Pero la época de angustia no había terminado. Sólo nueve años después, en el 637, otro poderoso ejército llegó hasta las puertas de Jerusalén: los musulmanes, comandados por el califa Omar. Para entonces la hermandad contaba con un nuevo Catón, el trigésimo séptimo, llamado anteriormente Anastasios, quien decidió que no había que quedarse quieto viendo llegar el peligro. Cuando las primeras noticias de la nueva invasión empezaron a circular por la ciudad, Catón XXXVII envió una avanzadilla de notables staurofílakes para negociar con el califa. El pacto se firmó en secreto, y la seguridad de la Vera Cruz quedó garantizada a cambio de la colaboración de la hermandad en la localización de los tesoros cristianos y judíos cuidadosamente escondidos en la ciudad desde que se había conocido la proximidad de los musulmanes. Omar cumplió su palabra y los staurofílakes también. Durante muchos años hubo paz y la convivencia entre las tres religiones monoteístas (cristiana, judía y musulmana) fue buena.
A lo largo de este tranquilo periodo, la hermandad sufrió profundas transformaciones. Aleccionados por la pérdida de la Vera Cruz durante la invasión persa y por el buen resultado de su acuerdo posterior con los árabes, los staurofílakes, convencidos como nunca de que su estricta y simple misión era la seguridad de la Madera Santa, se fueron haciendo más reservados, más independientes de los Patriarcados, más invisibles y también mucho más poderosos. Entre sus filas comenzaron a militar hombres de las mejores familias de Constantinopla, Antioquía, Alejandría y Atenas, y también de las ciudades italianas de Florencia, Rávena, Milán, Roma… Ya no eran un grupo de forzudos dispuestos a comerse a los peregrinos que osaran tocar la Vera Cruz. Eran hombres preparados e inteligentes, más militares y diplomáticos que diáconos o monjes.

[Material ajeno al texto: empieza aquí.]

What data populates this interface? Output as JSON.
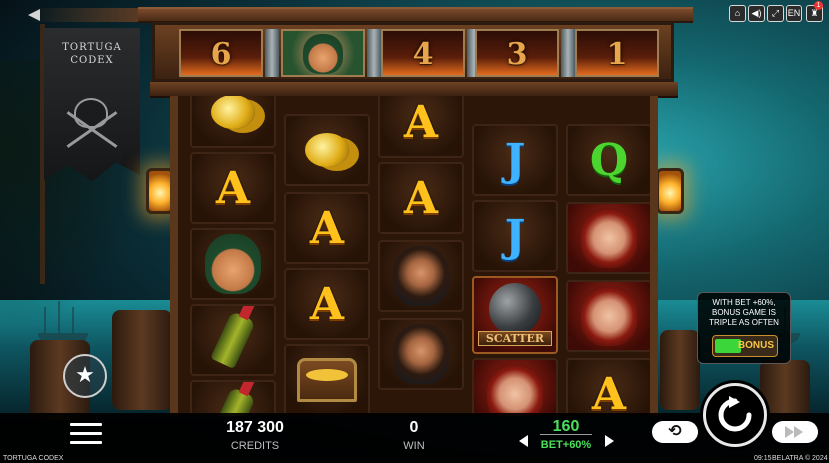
{
  "game": {
    "title": "TORTUGA CODEX",
    "flag_title_line1": "TORTUGA",
    "flag_title_line2": "CODEX",
    "language": "EN",
    "notification_count": "1"
  },
  "multipliers": [
    "6",
    "",
    "4",
    "3",
    "1"
  ],
  "reels": [
    [
      "coin",
      "A",
      "pirate1",
      "bottle",
      "bottle"
    ],
    [
      "coin",
      "A",
      "A",
      "chest"
    ],
    [
      "A",
      "A",
      "bearded-pirate",
      "bearded-pirate"
    ],
    [
      "J",
      "J",
      "scatter",
      "lady"
    ],
    [
      "Q",
      "lady",
      "lady",
      "A"
    ]
  ],
  "scatter_label": "SCATTER",
  "promo": {
    "text_line1": "WITH BET +60%,",
    "text_line2": "BONUS GAME IS",
    "text_line3": "TRIPLE AS OFTEN",
    "button_label": "BONUS"
  },
  "bottom": {
    "credits_value": "187 300",
    "credits_label": "CREDITS",
    "win_value": "0",
    "win_label": "WIN",
    "bet_value": "160",
    "bet_label": "BET+60%"
  },
  "footer": {
    "title": "TORTUGA CODEX",
    "time": "09:15",
    "copyright": "BELATRA © 2024"
  },
  "colors": {
    "accent_green": "#3ad63a",
    "bet_green": "#4be05b",
    "gold": "#ffc21c"
  }
}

¿Cómo lo habían conseguido? Pues haciendo aquello que ya Catón II propuso en el siglo
IV
: establecieron una serie de requisitos de ingreso. Los nuevos aspirantes tenían que saber leer y escribir, dominar el latín y el griego, conocer las matemáticas y la música, la astrología y la filosofía, y, además, superar determinadas pruebas físicas de resistencia y fuerza. Los staurofílakes se convirtieron, poco a poco, en una institución importante y desvinculada, siempre atenta a su singular misión.